Et coloré, il l'était aussi à table !
Les agapes de Charles sont restées célèbres... et ceux, dont je suis, qui en furent les "victimes" consentantes, en savent quelque chose ! En effet, lorsque certains soir, il avait décidé de "boire la nuit", le dîner pouvait s'achever à l'aube !
C'est à la "Brasserie Lipp" ou au "Fouquet's" que Charles avait pris ses habitudes dominicales, lorsqu'il séjournait à Nogent. Là, il trônait dans la salle centrale, fidèle à la même table, celle de son vieux camarade Marcel Pagnol à l'accent si coloré.
A 13 heures pile, accompagné de Georges, son fidèle chauffeur-secrétaire, Charles ouvrait la porte du restaurant. La mise élégante, le pas décidé, il entrait droit comme un "i", s'asseyait le dos au mur, ne quittant la table qu'au moment du dîner, après avoir fumé deux gros cigares.
Tranquillement, prenant tout son temps, l'artiste qui, dans d'autres restaurants, préférait souvent s'isoler à l'écart de la foule, déjeunait là au vu et au su du Tout-Paris. Et quelques touristes de passage pouvaient reconnaître, en ce convive joyeux et hilare, une figure lumineuse de la vie artistique de France... et d'ailleurs.
Spectacle réjouissant, en effet, que de voir ce pimpant octogénaire au solide coup de fourchette enfiler trois voire quatre plats consécutifs.

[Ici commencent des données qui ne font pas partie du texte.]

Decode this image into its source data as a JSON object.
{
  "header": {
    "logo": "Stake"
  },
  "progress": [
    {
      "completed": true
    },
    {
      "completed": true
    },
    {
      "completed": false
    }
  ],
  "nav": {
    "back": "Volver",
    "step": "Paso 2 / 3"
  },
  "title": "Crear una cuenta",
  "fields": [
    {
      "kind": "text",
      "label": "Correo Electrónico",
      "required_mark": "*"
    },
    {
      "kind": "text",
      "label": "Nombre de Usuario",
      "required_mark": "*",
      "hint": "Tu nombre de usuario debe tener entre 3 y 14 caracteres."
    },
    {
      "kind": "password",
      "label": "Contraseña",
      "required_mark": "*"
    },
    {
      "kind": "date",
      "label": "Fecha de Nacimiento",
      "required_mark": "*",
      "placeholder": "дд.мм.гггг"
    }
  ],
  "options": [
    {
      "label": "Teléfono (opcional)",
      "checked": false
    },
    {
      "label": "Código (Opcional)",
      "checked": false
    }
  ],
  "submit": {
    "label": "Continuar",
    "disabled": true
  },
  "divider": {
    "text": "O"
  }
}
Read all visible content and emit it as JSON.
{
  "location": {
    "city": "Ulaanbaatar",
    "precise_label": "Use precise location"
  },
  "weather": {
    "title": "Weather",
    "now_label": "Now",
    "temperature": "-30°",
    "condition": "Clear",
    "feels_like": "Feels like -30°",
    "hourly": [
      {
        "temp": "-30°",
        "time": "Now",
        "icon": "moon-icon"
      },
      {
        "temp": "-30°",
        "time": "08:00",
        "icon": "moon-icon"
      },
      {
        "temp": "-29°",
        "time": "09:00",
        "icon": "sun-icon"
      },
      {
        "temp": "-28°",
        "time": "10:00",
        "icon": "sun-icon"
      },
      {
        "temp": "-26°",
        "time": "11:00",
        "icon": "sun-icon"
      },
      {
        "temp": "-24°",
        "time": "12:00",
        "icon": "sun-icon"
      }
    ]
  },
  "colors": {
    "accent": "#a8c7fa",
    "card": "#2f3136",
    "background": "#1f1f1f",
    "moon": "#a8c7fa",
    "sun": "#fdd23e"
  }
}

Le bonhomme avait aussi une sérieuse descente et levait allègrement le coude pour déguster les nectars les plus capiteux, à lampées gourmandes. Gourmet, connaisseur et curieux, il goûtait à tout avec la même mine réjouie, évoquait les parfums, la robe, les arômes.
Tout à coup, souriant à la cantonade, l'oeil pétillant, il dessinait sur des feuilles volantes comme les anges de Cocteau. Pour la plus grande joie de ses convives, les mots drôles se succédaient. Calembours qui, aujourd'hui, font déjà partie de la légende. D'une vivacité d'esprit, d'une imagination toujours en éveil et d'une mémoire d'éléphant, Charles, toujours inventif, ne se répètait jamais.
Un réel plaisir aussi que de l'écouter lorsqu'évoquant les stars d'antan, il racontait des histoires d'un temps que les moins de vingt ans et même de cinquante ans n'ont pas dû connaître. Dans ses anecdotes, Cocteau, Prévert, Utrillo, Dali, Artaud, Chaplin ou de Gaulle cotoyait, avec la même tendresse, Dalida, Johnny Halliday, Marlène Dietrich ou Alain Delon. Car, en dépit des nombreux verres de Cointreau qui, invariablement clôturaient les agapes, le chanteur parlait d'or...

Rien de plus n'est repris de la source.